If at first you don’t succeed, try try again. In 2012, Peyton Manning came to the Denver Broncos after a one-year hiatus from football, during which he underwent multiple neck surgeries that left his career in a state of uncertainty. Until he stepped onto the field in a regular season game, there were questions and doubts about whether he could still play at a high level, how he would hold up during the course of an NFL season, and if he could still be the same player he was during his 13 seasons with the Indianapolis Colts.
But last season Manning answered all those questions and then some, proving doubters wrong by picking up where he left off before his surgeries. He led the Broncos to a 13-3 record, including an 11-game winning streak to finish the regular season, while recording the second most passing yards and second most touchdowns of his career. He helped the Broncos secure the top seed in the AFC and home-field advantage throughout the playoffs, giving them a clear path to the Super Bowl, only to have their season foiled by a profound failure on the part of safety Rahim Moore on a Hail Mary throw late in Denver’s playoff game against the Baltimore Ravens, which opened the door for the Ravens to beat Denver and ultimately win the Super Bowl that the Broncos once looked destined to claim for themselves.
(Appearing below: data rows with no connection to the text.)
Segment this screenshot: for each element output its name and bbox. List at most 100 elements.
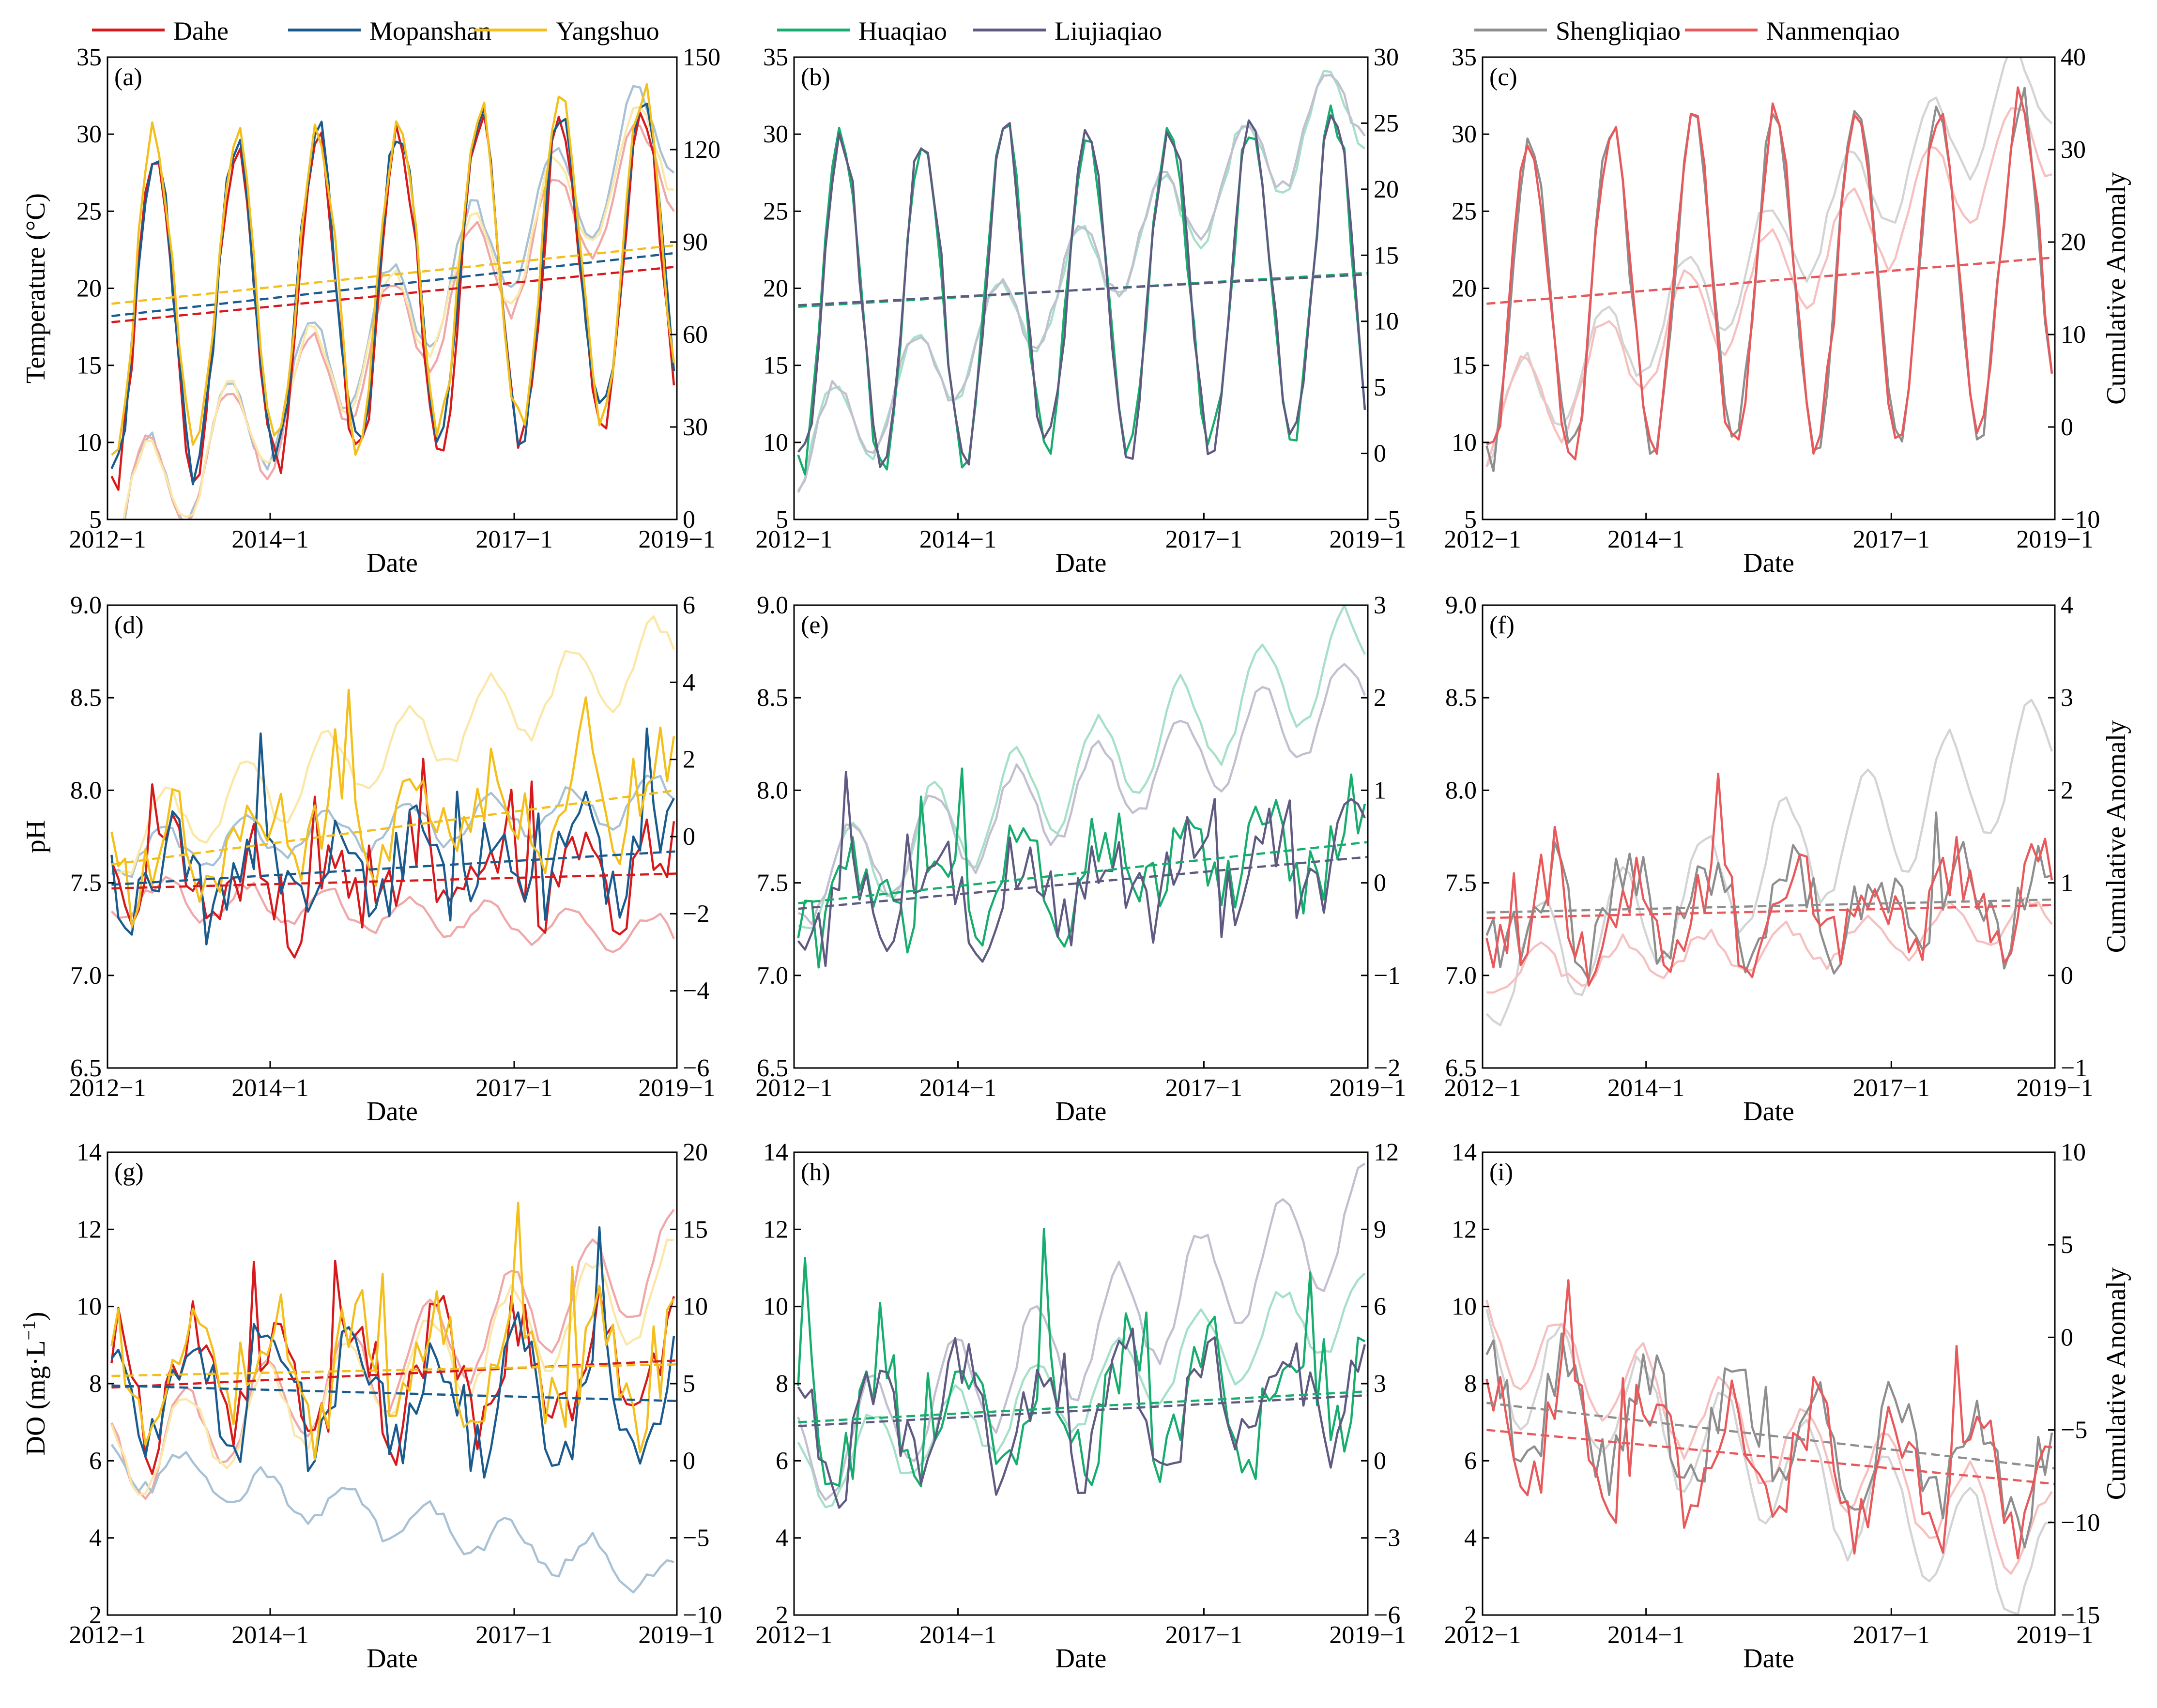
y2-axis-label: Cumulative Anomaly	[2101, 172, 2131, 405]
panel-b: (b) 5 10 15 20 25 30 35 −5 0 5 10 15 20 25 30 2012−1 2014…	[755, 44, 1406, 578]
y2-tick-label: 20	[2061, 229, 2086, 256]
y2-tick-label: 10	[1374, 308, 1399, 336]
anomaly-line-nanmenqiao	[1485, 1300, 2053, 1575]
y-tick-label: 8	[776, 1370, 788, 1398]
y2-tick-label: 12	[1374, 1139, 1399, 1166]
plot-area	[797, 1162, 1368, 1509]
legend-item-nanmenqiao: Nanmenqiao	[1685, 16, 1900, 46]
anomaly-line-liujiaqiao	[797, 663, 1366, 926]
y2-tick-label: 120	[683, 136, 720, 164]
y-tick-label: 5	[89, 506, 102, 534]
plot-area	[1485, 699, 2055, 1026]
y-tick-label: 15	[76, 352, 102, 380]
x-tick-label: 2014−1	[919, 1074, 996, 1102]
plot-area	[110, 615, 677, 959]
x-tick-label: 2014−1	[919, 1621, 996, 1649]
series-line-liujiaqiao	[797, 1327, 1366, 1509]
x-tick-label: 2017−1	[1853, 1621, 1930, 1649]
y-axis-label: pH	[21, 820, 51, 853]
trend-line-shengliqiao	[1486, 1402, 2055, 1470]
y2-tick-label: 150	[683, 44, 720, 71]
y2-tick-label: −3	[1374, 1525, 1400, 1552]
series-line-shengliqiao	[1485, 1332, 2053, 1549]
anomaly-line-mopanshan	[111, 774, 675, 878]
panel-label: (b)	[801, 63, 830, 91]
y2-tick-label: 0	[1374, 1447, 1386, 1475]
y-tick-label: 15	[763, 352, 788, 380]
x-tick-label: 2014−1	[1607, 1074, 1684, 1102]
anomaly-line-shengliqiao	[1485, 57, 2053, 468]
x-tick-label: 2014−1	[231, 1074, 308, 1102]
y-axis-label-part: )	[21, 1312, 51, 1321]
y-tick-label: 10	[1452, 1293, 1477, 1321]
series-line-liujiaqiao	[797, 770, 1366, 967]
y2-tick-label: −10	[2061, 1509, 2100, 1537]
y2-tick-label: 2	[1374, 684, 1386, 712]
series-line-nanmenqiao	[1486, 86, 2053, 460]
y2-tick-label: 9	[1374, 1216, 1386, 1243]
panel-f: (f) 6.5 7.0 7.5 8.0 8.5 9.0 −1 0 1 2 3 4 2012−1 2014−1…	[1444, 592, 2131, 1127]
y-tick-label: 6	[1464, 1447, 1477, 1475]
trend-line-huaqiao	[798, 841, 1368, 904]
plot-area	[797, 70, 1368, 493]
y-tick-label: 25	[763, 198, 788, 225]
y-tick-label: 14	[1452, 1139, 1477, 1166]
x-tick-label: 2017−1	[475, 1074, 552, 1102]
y-tick-label: 10	[76, 1293, 102, 1321]
y2-tick-label: −5	[1374, 506, 1400, 534]
y-tick-label: 6	[89, 1447, 102, 1475]
x-tick-label: 2012−1	[1444, 526, 1521, 553]
anomaly-line-huaqiao	[797, 1272, 1366, 1509]
y2-tick-label: −10	[683, 1601, 722, 1629]
y-tick-label: 8.0	[1445, 777, 1477, 804]
y2-tick-label: 0	[683, 506, 695, 534]
y-tick-label: 7.0	[70, 962, 102, 990]
anomaly-line-shengliqiao	[1485, 699, 2053, 1026]
y-tick-label: 30	[763, 121, 788, 148]
y-tick-label: 6.5	[757, 1054, 788, 1082]
y-tick-label: 30	[76, 121, 102, 148]
x-axis-label: Date	[367, 548, 418, 578]
y-tick-label: 7.5	[1445, 869, 1477, 897]
x-tick-label: 2017−1	[1165, 1074, 1242, 1102]
x-tick-label: 2012−1	[755, 1621, 832, 1649]
x-tick-label: 2014−1	[231, 1621, 308, 1649]
panel-e: (e) 6.5 7.0 7.5 8.0 8.5 9.0 −2 −1 0 1 2 3 2012−1 2014−…	[755, 592, 1406, 1127]
y2-tick-label: 25	[1374, 109, 1399, 137]
anomaly-line-yangshuo	[110, 1238, 674, 1496]
y2-tick-label: 20	[683, 1139, 708, 1166]
y-tick-label: 35	[763, 44, 788, 71]
trend-line-liujiaqiao	[798, 1394, 1368, 1427]
panel-label: (d)	[114, 611, 144, 639]
panel-g: (g) 2 4 6 8 10 12 14 −10 −5 0 5 10 15 20 2012−1 2014−1 20…	[19, 1139, 722, 1674]
x-tick-label: 2014−1	[1607, 526, 1684, 553]
y2-tick-label: 0	[2061, 962, 2073, 990]
panel-frame	[1482, 604, 2056, 1069]
y-tick-label: 9.0	[70, 592, 102, 619]
panel-label: (a)	[114, 63, 142, 91]
y-tick-label: 30	[1452, 121, 1477, 148]
x-tick-label: 2014−1	[231, 526, 308, 553]
y2-tick-label: 30	[2061, 136, 2086, 164]
legend-label: Huaqiao	[858, 16, 947, 46]
y2-tick-label: 2	[2061, 777, 2073, 804]
x-tick-label: 2012−1	[69, 1074, 146, 1102]
y2-tick-label: 90	[683, 229, 708, 256]
plot-area	[1485, 1279, 2055, 1615]
y-tick-label: 12	[76, 1216, 102, 1243]
y-axis-label: Temperature (°C)	[21, 193, 51, 383]
y-tick-label: 35	[1452, 44, 1477, 71]
x-tick-label: 2017−1	[1165, 526, 1242, 553]
legend-label: Yangshuo	[556, 16, 659, 46]
x-tick-label: 2019−1	[2016, 1621, 2093, 1649]
trend-line-yangshuo	[111, 789, 677, 866]
y2-tick-label: −6	[1374, 1601, 1400, 1629]
x-tick-label: 2012−1	[1444, 1074, 1521, 1102]
y-tick-label: 7.5	[757, 869, 788, 897]
y-axis-label-part: DO (mg·L	[21, 1341, 51, 1456]
x-tick-label: 2019−1	[2016, 526, 2093, 553]
y-tick-label: 2	[89, 1601, 102, 1629]
y-tick-label: 8.0	[70, 777, 102, 804]
y2-tick-label: 1	[2061, 869, 2073, 897]
y2-tick-label: 2	[683, 746, 695, 774]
But despite that disappointment, Manning and the Broncos tried again in 2013, and put together an even more dominating performance than they did in 2012. It started with a seven-touchdown performance by Manning on opening night against the same Baltimore team that ended their Super Bowl hopes the previous season, and it didn’t stop there. When all was said and done, Manning threw 55 touchdown passes, a new single season NFL record, and the Broncos had scored more points than any other team scored in a single season in NFL history. More importantly, the Broncos had once again solidified the top seed in the AFC and home-field advantage throughout the playoffs, except this time they refused to let their Super Bowl hopes slip away.
Manning has played a nearly flawless postseason this year, leaving nothing to chance, and making sure the Broncos get a chance to play in the Super Bowl. He’s completed more than 70% of his passes for 630 yards and four touchdowns. He’s been in complete control of not only Denver’s offense, but also the opposing team’s defense, manipulating things exactly how he wants them. As a result, the Broncos have dominated time of possession in both postseason games, they never trailed in either game, and most importantly Manning wasn’t sacked in either game. The Broncos have been in complete control in both games and rarely was there any doubt that they would win both games.
Once again, there were doubters along the way, questioning whether Manning could get the job done if he had to face a cold weather environment in the playoffs, and whether the Broncos would succumb to the pressure of being the AFC favorite, especially after the way their season ended last year. But when given a second chance, Manning and the Broncos redeemed themselves for their shortcoming last year and made sure there was nothing that could stand in their way of reaching the Super Bowl. In fact, after the brilliant season Manning has had, and all the records he and the Broncos have set, there never should have been any doubt about this team reaching the Super Bowl; with Manning and the Broncos getting a second try, their season was never going to end any differently than with a trip to the Super Bowl.